A lot has changed since 2007. Now it’s not uncommon for politicians from both sides of the chamber to appear on political entertainment TV shows, perhaps realising (just as Kevin Rudd did long before them) that Insiders appeals only to a tiny portion of the voting public, and that the viewing tastes of the Canberra press gallery are not exactly well aligned with those of the average punter. Kevin Rudd’s appearance on Friday night’s edition of Ten’s The Project therefore made very little splash, but it was illustrative nonetheless. Those who think that a spot on an infotainment format such as The Project represents an open mic for politicians to get their message out only have to watch Friday’s episode to see that’s not really the case.

The Prime Minister was pressed immediately on the deaths that have been linked (however appropriately) to the home insulation scheme, which was then followed up by a question from Natasha Exelby, quoting some of the unvarnished criticisms that have been made of him previously from his new recruit, Peter Beattie. Along the way, of course, there were some laughs, and he got a particular ribbing on his performance at photo ops from comedian and regular panellist ‘Lehmo’.

These moments of unpredictability, where politicians step away from the traditional, adversarial political interviews of the sort conducted by Leigh Sales on 7:30, often provide some of the most illuminating moments in a political campaign. As Annabel Crabb has shown with Kitchen Cabinet, genuine insight can be gained when politicians feel as though they can let their carefully-crafted guard down.

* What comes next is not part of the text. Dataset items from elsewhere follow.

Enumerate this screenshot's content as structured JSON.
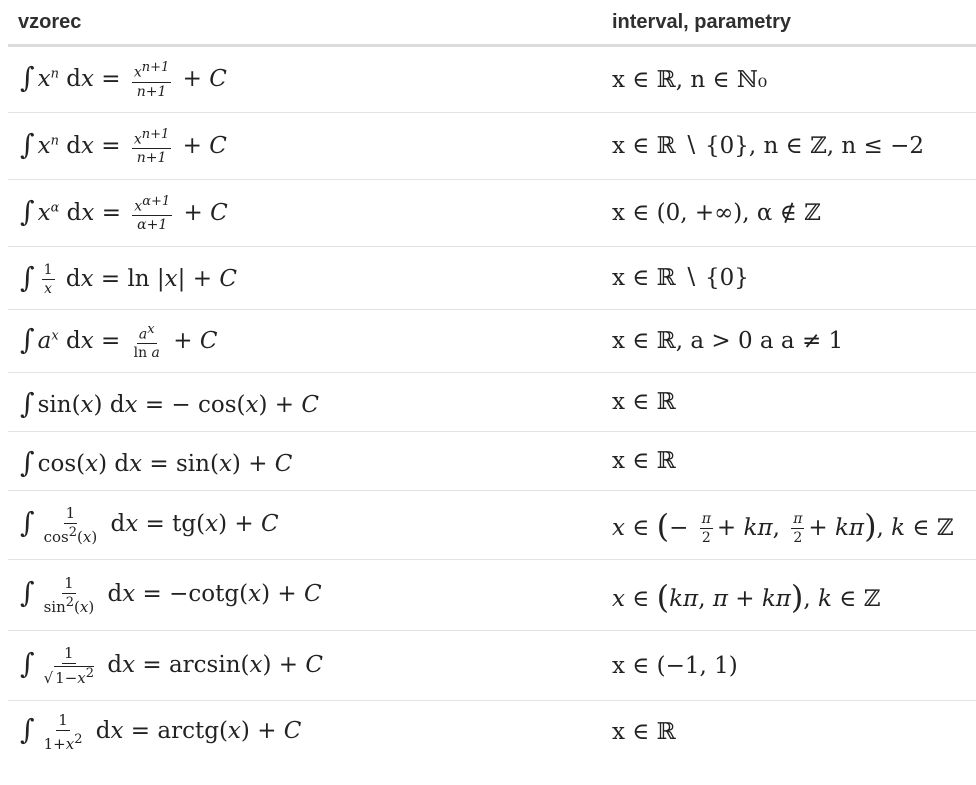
{
  "headers": {
    "formula": "vzorec",
    "interval": "interval, parametry"
  },
  "rows": [
    {
      "interval": "x ∈ ℝ, n ∈ ℕ₀"
    },
    {
      "interval": "x ∈ ℝ ∖ {0}, n ∈ ℤ, n ≤ −2"
    },
    {
      "interval": "x ∈ (0, +∞), α ∉ ℤ"
    },
    {
      "interval": "x ∈ ℝ ∖ {0}"
    },
    {
      "interval": "x ∈ ℝ, a > 0 a a ≠ 1"
    },
    {
      "interval": "x ∈ ℝ"
    },
    {
      "interval": "x ∈ ℝ"
    },
    {
      "interval": "x ∈ (− π/2 + kπ, π/2 + kπ), k ∈ ℤ"
    },
    {
      "interval": "x ∈ (kπ, π + kπ), k ∈ ℤ"
    },
    {
      "interval": "x ∈ (−1, 1)"
    },
    {
      "interval": "x ∈ ℝ"
    }
  ],
  "formulas": [
    "∫ xⁿ dx = xⁿ⁺¹/(n+1) + C",
    "∫ xⁿ dx = xⁿ⁺¹/(n+1) + C",
    "∫ x^α dx = x^(α+1)/(α+1) + C",
    "∫ 1/x dx = ln |x| + C",
    "∫ aˣ dx = aˣ/ln a + C",
    "∫ sin(x) dx = − cos(x) + C",
    "∫ cos(x) dx = sin(x) + C",
    "∫ 1/cos²(x) dx = tg(x) + C",
    "∫ 1/sin²(x) dx = −cotg(x) + C",
    "∫ 1/√(1−x²) dx = arcsin(x) + C",
    "∫ 1/(1+x²) dx = arctg(x) + C"
  ]
}
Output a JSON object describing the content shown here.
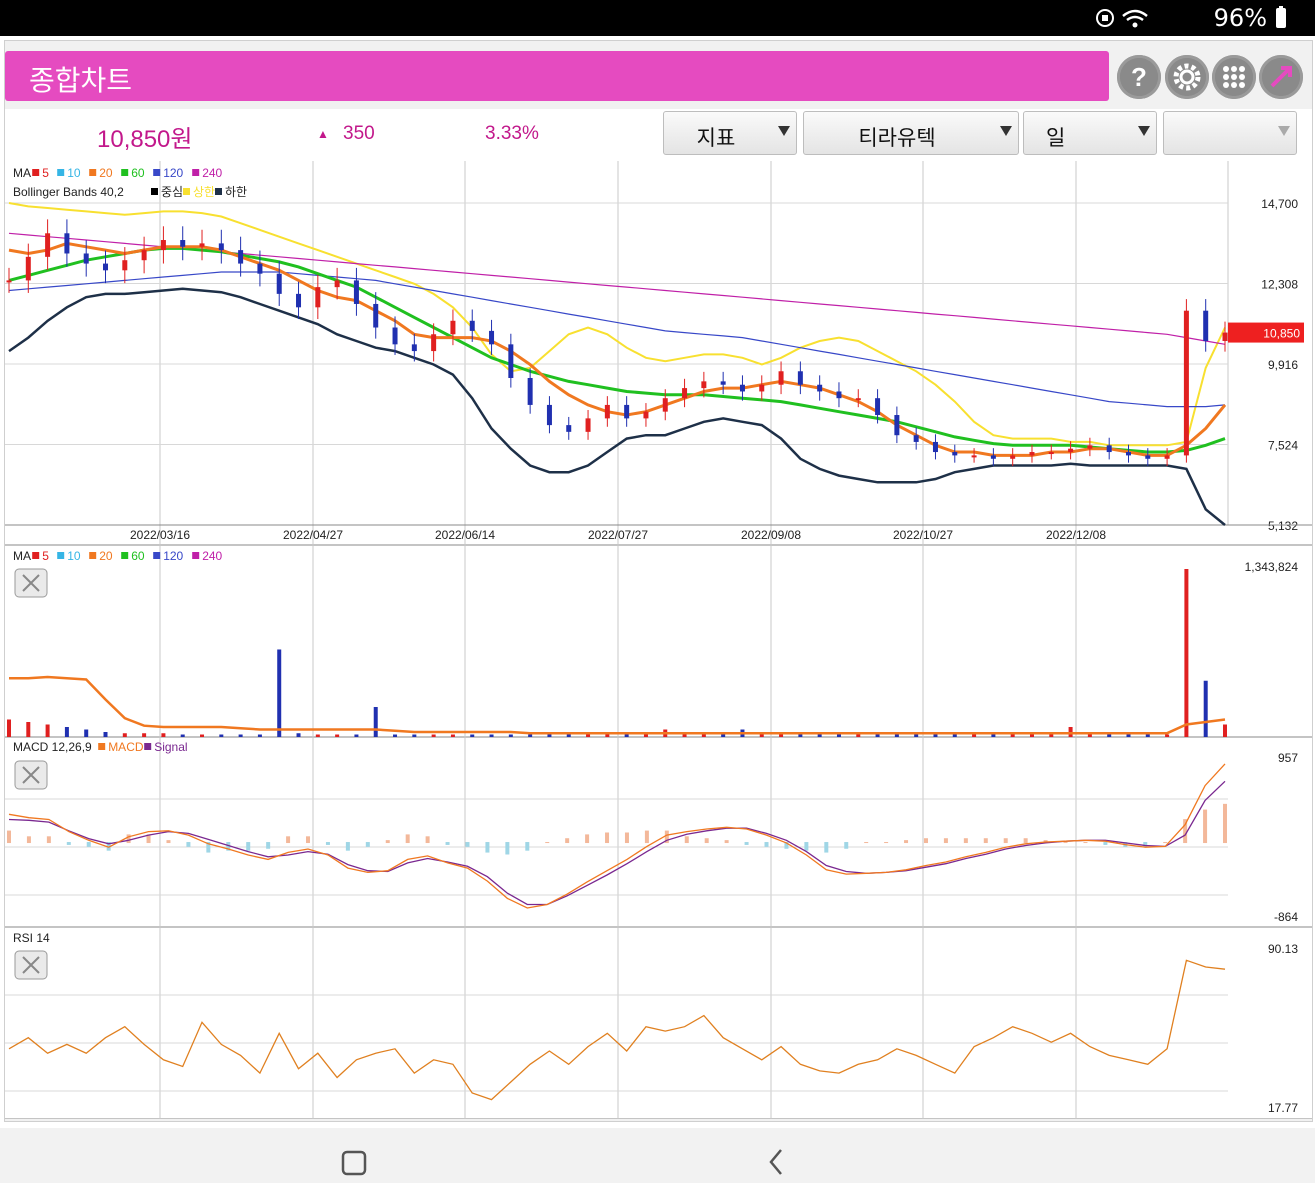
{
  "status_bar": {
    "battery": "96%",
    "icons": [
      "notification-icon",
      "wifi-icon",
      "battery-icon"
    ]
  },
  "header": {
    "title": "종합차트",
    "buttons": [
      "help-icon",
      "settings-icon",
      "grid-menu-icon",
      "expand-icon"
    ]
  },
  "quote": {
    "price": "10,850원",
    "change_arrow": "▲",
    "change": "350",
    "change_pct": "3.33%"
  },
  "dropdowns": {
    "indicator": "지표",
    "stock": "티라유텍",
    "period": "일",
    "extra": ""
  },
  "colors": {
    "brand": "#e54bc0",
    "price_text": "#c2188b",
    "up": "#e02020",
    "down": "#2030b0",
    "ma5": "#e02020",
    "ma10": "#35b5e5",
    "ma20": "#f07820",
    "ma60": "#20c020",
    "ma120": "#3848c8",
    "ma240": "#c020a8",
    "bb_mid": "#000000",
    "bb_upper": "#f8e030",
    "bb_lower": "#1e3048",
    "macd": "#f07820",
    "signal": "#7a2890",
    "rsi": "#e08020"
  },
  "price_panel": {
    "legend1": {
      "label": "MA",
      "items": [
        {
          "key": "ma5",
          "text": "5"
        },
        {
          "key": "ma10",
          "text": "10"
        },
        {
          "key": "ma20",
          "text": "20"
        },
        {
          "key": "ma60",
          "text": "60"
        },
        {
          "key": "ma120",
          "text": "120"
        },
        {
          "key": "ma240",
          "text": "240"
        }
      ]
    },
    "legend2": {
      "label": "Bollinger Bands 40,2",
      "items": [
        {
          "key": "bb_mid",
          "text": "중심"
        },
        {
          "key": "bb_upper",
          "text": "상한"
        },
        {
          "key": "bb_lower",
          "text": "하한"
        }
      ]
    },
    "y_labels": [
      "14,700",
      "12,308",
      "9,916",
      "7,524",
      "5,132"
    ],
    "current_price_tag": "10,850",
    "x_labels": [
      "2022/03/16",
      "2022/04/27",
      "2022/06/14",
      "2022/07/27",
      "2022/09/08",
      "2022/10/27",
      "2022/12/08"
    ]
  },
  "volume_panel": {
    "legend": {
      "label": "MA",
      "items": [
        {
          "key": "ma5",
          "text": "5"
        },
        {
          "key": "ma10",
          "text": "10"
        },
        {
          "key": "ma20",
          "text": "20"
        },
        {
          "key": "ma60",
          "text": "60"
        },
        {
          "key": "ma120",
          "text": "120"
        },
        {
          "key": "ma240",
          "text": "240"
        }
      ]
    },
    "y_max_label": "1,343,824"
  },
  "macd_panel": {
    "legend": {
      "label": "MACD 12,26,9",
      "items": [
        {
          "key": "macd",
          "text": "MACD"
        },
        {
          "key": "signal",
          "text": "Signal"
        }
      ]
    },
    "y_labels": [
      "957",
      "-864"
    ]
  },
  "rsi_panel": {
    "legend": {
      "label": "RSI 14"
    },
    "y_labels": [
      "90.13",
      "17.77"
    ]
  },
  "chart_data": [
    {
      "type": "candlestick",
      "title": "",
      "ylim": [
        5132,
        14700
      ],
      "yticks": [
        14700,
        12308,
        9916,
        7524,
        5132
      ],
      "x_tick_labels": [
        "2022/03/16",
        "2022/04/27",
        "2022/06/14",
        "2022/07/27",
        "2022/09/08",
        "2022/10/27",
        "2022/12/08"
      ],
      "last_price": 10850,
      "close": [
        12400,
        13100,
        13800,
        13200,
        12900,
        12700,
        13000,
        13300,
        13600,
        13400,
        13500,
        13300,
        12900,
        12600,
        12000,
        11600,
        12200,
        12400,
        11700,
        11000,
        10500,
        10300,
        10800,
        11200,
        10900,
        10500,
        9500,
        8700,
        8100,
        7900,
        8300,
        8700,
        8300,
        8500,
        8900,
        9200,
        9400,
        9300,
        9100,
        9300,
        9700,
        9300,
        9100,
        8900,
        8900,
        8400,
        7800,
        7600,
        7300,
        7200,
        7200,
        7100,
        7200,
        7300,
        7300,
        7400,
        7500,
        7300,
        7200,
        7100,
        7200,
        11500,
        10600,
        10850
      ],
      "ma20": [
        13300,
        13200,
        13300,
        13500,
        13400,
        13300,
        13200,
        13300,
        13400,
        13400,
        13400,
        13300,
        13100,
        12900,
        12700,
        12400,
        12100,
        11900,
        11800,
        11500,
        11200,
        10800,
        10700,
        10700,
        10700,
        10600,
        10300,
        9900,
        9400,
        9000,
        8700,
        8500,
        8400,
        8500,
        8700,
        8900,
        9100,
        9200,
        9200,
        9300,
        9400,
        9300,
        9200,
        9000,
        8800,
        8500,
        8100,
        7800,
        7500,
        7300,
        7300,
        7200,
        7200,
        7200,
        7300,
        7300,
        7400,
        7400,
        7300,
        7200,
        7200,
        7500,
        8000,
        8700
      ],
      "ma60": [
        12400,
        12550,
        12700,
        12850,
        13000,
        13100,
        13200,
        13300,
        13350,
        13350,
        13300,
        13250,
        13150,
        13050,
        12950,
        12800,
        12600,
        12400,
        12200,
        11900,
        11600,
        11300,
        11000,
        10700,
        10400,
        10100,
        9900,
        9700,
        9550,
        9400,
        9300,
        9200,
        9100,
        9050,
        9000,
        9000,
        9000,
        8950,
        8900,
        8850,
        8800,
        8700,
        8600,
        8500,
        8400,
        8300,
        8200,
        8050,
        7900,
        7750,
        7650,
        7550,
        7500,
        7500,
        7500,
        7500,
        7450,
        7400,
        7350,
        7300,
        7300,
        7350,
        7500,
        7700
      ],
      "ma240": [
        13800,
        13750,
        13700,
        13650,
        13600,
        13550,
        13500,
        13450,
        13400,
        13350,
        13300,
        13250,
        13200,
        13150,
        13100,
        13050,
        13000,
        12950,
        12900,
        12850,
        12800,
        12750,
        12700,
        12650,
        12600,
        12550,
        12500,
        12450,
        12400,
        12350,
        12300,
        12250,
        12200,
        12150,
        12100,
        12050,
        12000,
        11950,
        11900,
        11850,
        11800,
        11750,
        11700,
        11650,
        11600,
        11550,
        11500,
        11450,
        11400,
        11350,
        11300,
        11250,
        11200,
        11150,
        11100,
        11050,
        11000,
        10950,
        10900,
        10850,
        10800,
        10700,
        10600,
        10500
      ],
      "ma120": [
        12100,
        12150,
        12200,
        12250,
        12300,
        12350,
        12400,
        12450,
        12500,
        12550,
        12600,
        12650,
        12650,
        12650,
        12650,
        12600,
        12550,
        12500,
        12450,
        12400,
        12300,
        12200,
        12100,
        12000,
        11900,
        11800,
        11700,
        11600,
        11500,
        11400,
        11300,
        11200,
        11100,
        11000,
        10900,
        10850,
        10800,
        10750,
        10700,
        10600,
        10500,
        10400,
        10300,
        10200,
        10100,
        10000,
        9900,
        9800,
        9700,
        9600,
        9500,
        9400,
        9300,
        9200,
        9100,
        9000,
        8900,
        8800,
        8750,
        8700,
        8650,
        8650,
        8650,
        8700
      ],
      "bb_upper": [
        14700,
        14600,
        14550,
        14500,
        14450,
        14400,
        14350,
        14400,
        14450,
        14450,
        14400,
        14300,
        14100,
        13900,
        13700,
        13500,
        13300,
        13100,
        12900,
        12700,
        12500,
        12300,
        12000,
        11600,
        11000,
        10200,
        9700,
        9800,
        10300,
        10800,
        11000,
        10800,
        10400,
        10100,
        10000,
        10100,
        10200,
        10200,
        10100,
        9900,
        10100,
        10400,
        10600,
        10700,
        10600,
        10300,
        10000,
        9700,
        9300,
        8800,
        8200,
        7800,
        7700,
        7700,
        7700,
        7600,
        7600,
        7500,
        7500,
        7500,
        7500,
        7600,
        9800,
        11000
      ],
      "bb_lower": [
        10300,
        10700,
        11200,
        11600,
        11900,
        12000,
        12000,
        12050,
        12100,
        12150,
        12100,
        12050,
        11900,
        11700,
        11500,
        11300,
        11100,
        10800,
        10600,
        10400,
        10300,
        10100,
        9900,
        9600,
        8900,
        8000,
        7400,
        6900,
        6700,
        6700,
        6900,
        7300,
        7700,
        7800,
        7800,
        8000,
        8200,
        8300,
        8200,
        8100,
        7700,
        7100,
        6800,
        6600,
        6500,
        6400,
        6400,
        6400,
        6500,
        6700,
        6800,
        6900,
        6900,
        6900,
        6900,
        6950,
        6900,
        6900,
        6900,
        6900,
        6900,
        6800,
        5600,
        5132
      ]
    },
    {
      "type": "bar",
      "title": "",
      "ylim": [
        0,
        1343824
      ],
      "volume": [
        140000,
        120000,
        100000,
        80000,
        60000,
        40000,
        30000,
        30000,
        30000,
        20000,
        20000,
        20000,
        20000,
        20000,
        700000,
        30000,
        20000,
        20000,
        20000,
        240000,
        20000,
        20000,
        20000,
        20000,
        20000,
        20000,
        20000,
        20000,
        20000,
        20000,
        20000,
        20000,
        20000,
        30000,
        60000,
        20000,
        20000,
        20000,
        60000,
        20000,
        20000,
        20000,
        20000,
        20000,
        20000,
        20000,
        20000,
        20000,
        20000,
        40000,
        20000,
        40000,
        20000,
        20000,
        20000,
        80000,
        20000,
        20000,
        20000,
        20000,
        20000,
        1343824,
        450000,
        100000
      ],
      "vol_ma20": [
        470000,
        470000,
        480000,
        470000,
        460000,
        300000,
        150000,
        90000,
        80000,
        80000,
        80000,
        80000,
        70000,
        60000,
        60000,
        60000,
        60000,
        60000,
        60000,
        60000,
        50000,
        40000,
        40000,
        40000,
        40000,
        40000,
        40000,
        30000,
        30000,
        30000,
        30000,
        30000,
        30000,
        30000,
        30000,
        30000,
        30000,
        30000,
        30000,
        30000,
        30000,
        30000,
        30000,
        30000,
        30000,
        30000,
        30000,
        30000,
        30000,
        30000,
        30000,
        30000,
        30000,
        30000,
        30000,
        30000,
        30000,
        30000,
        30000,
        30000,
        30000,
        100000,
        120000,
        140000
      ]
    },
    {
      "type": "line",
      "title": "",
      "ylim": [
        -864,
        957
      ],
      "series": [
        {
          "name": "MACD",
          "values": [
            320,
            280,
            260,
            120,
            20,
            -60,
            60,
            120,
            130,
            80,
            -20,
            -80,
            -150,
            -200,
            -120,
            -80,
            -150,
            -300,
            -350,
            -330,
            -200,
            -160,
            -240,
            -300,
            -450,
            -650,
            -760,
            -720,
            -600,
            -460,
            -330,
            -200,
            -50,
            80,
            120,
            150,
            170,
            150,
            80,
            -10,
            -150,
            -320,
            -370,
            -360,
            -350,
            -320,
            -270,
            -230,
            -170,
            -120,
            -60,
            -20,
            0,
            10,
            20,
            10,
            -30,
            -60,
            -50,
            200,
            650,
            900
          ]
        },
        {
          "name": "Signal",
          "values": [
            260,
            250,
            230,
            130,
            40,
            -20,
            20,
            80,
            120,
            100,
            30,
            -40,
            -110,
            -170,
            -150,
            -110,
            -140,
            -260,
            -330,
            -340,
            -240,
            -190,
            -230,
            -280,
            -400,
            -590,
            -720,
            -720,
            -620,
            -500,
            -380,
            -250,
            -110,
            20,
            90,
            130,
            160,
            160,
            100,
            20,
            -110,
            -270,
            -340,
            -360,
            -350,
            -330,
            -290,
            -250,
            -190,
            -140,
            -80,
            -40,
            -10,
            10,
            20,
            20,
            -10,
            -40,
            -50,
            80,
            480,
            700
          ]
        }
      ]
    },
    {
      "type": "line",
      "title": "",
      "ylim": [
        17.77,
        90.13
      ],
      "series": [
        {
          "name": "RSI 14",
          "values": [
            45,
            50,
            43,
            47,
            43,
            50,
            55,
            47,
            40,
            37,
            57,
            47,
            42,
            34,
            52,
            36,
            43,
            32,
            40,
            43,
            45,
            34,
            40,
            38,
            25,
            22,
            30,
            38,
            44,
            38,
            46,
            52,
            44,
            55,
            53,
            55,
            60,
            50,
            45,
            40,
            46,
            38,
            35,
            34,
            38,
            40,
            45,
            42,
            38,
            34,
            46,
            50,
            55,
            52,
            48,
            52,
            46,
            42,
            40,
            38,
            45,
            85,
            82,
            81
          ]
        }
      ]
    }
  ]
}
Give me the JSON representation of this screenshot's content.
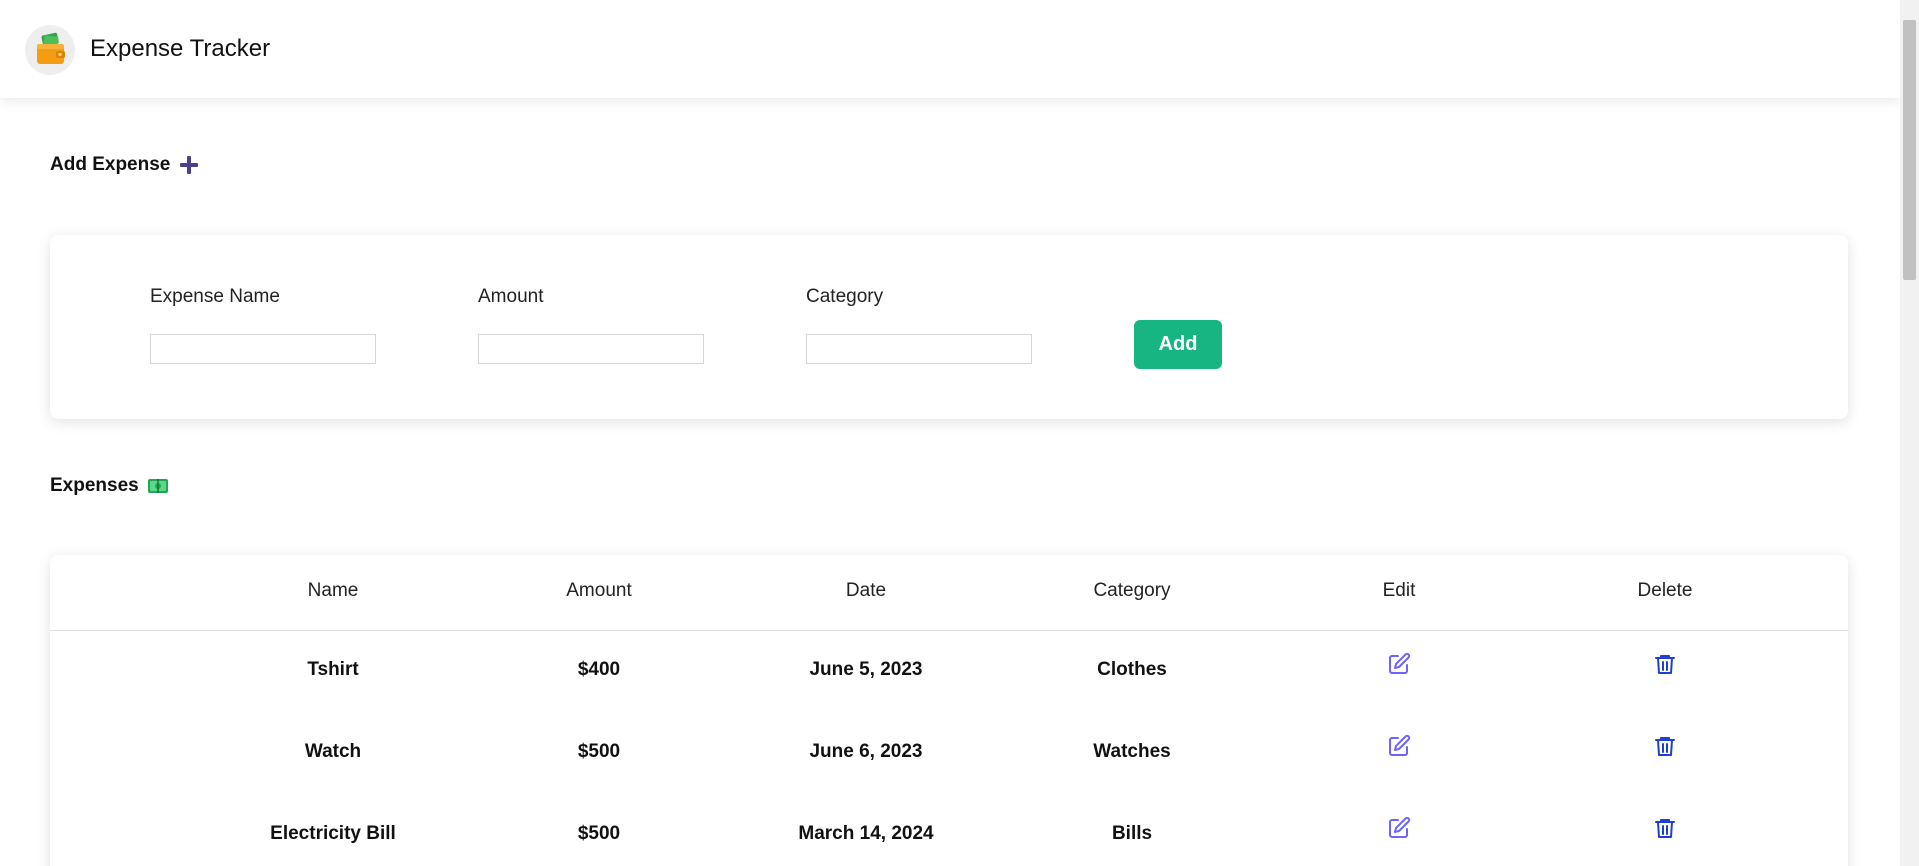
{
  "app": {
    "title": "Expense Tracker",
    "logo_icon": "wallet-with-money-icon"
  },
  "add_section": {
    "title": "Add Expense",
    "icon": "plus-icon",
    "fields": [
      {
        "label": "Expense Name",
        "value": "",
        "placeholder": ""
      },
      {
        "label": "Amount",
        "value": "",
        "placeholder": ""
      },
      {
        "label": "Category",
        "value": "",
        "placeholder": ""
      }
    ],
    "add_button_label": "Add",
    "add_button_color": "#17b581"
  },
  "expenses_section": {
    "title": "Expenses",
    "icon": "cash-icon",
    "columns": [
      "Name",
      "Amount",
      "Date",
      "Category",
      "Edit",
      "Delete"
    ],
    "rows": [
      {
        "name": "Tshirt",
        "amount": "$400",
        "date": "June 5, 2023",
        "category": "Clothes"
      },
      {
        "name": "Watch",
        "amount": "$500",
        "date": "June 6, 2023",
        "category": "Watches"
      },
      {
        "name": "Electricity Bill",
        "amount": "$500",
        "date": "March 14, 2024",
        "category": "Bills"
      }
    ],
    "edit_icon": "edit-icon",
    "delete_icon": "trash-icon",
    "edit_icon_color": "#6c63ff",
    "delete_icon_color": "#1f3fd1"
  }
}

Kevin Rudd did OK on The Project. Some of his responses were quick and clever, if a little awkward and self-conscious. For many though, and particularly those younger voters who prefer to get their news from shows like The Project, what he said and how he looked is probably far less important than the fact he’s willing to be a guest on the show in the first place. Tony take note.

Stephen Harrington is senior lecturer in media and communications at QUT. He is working with Brian McNair on an ARC-funded study of political media in Australia.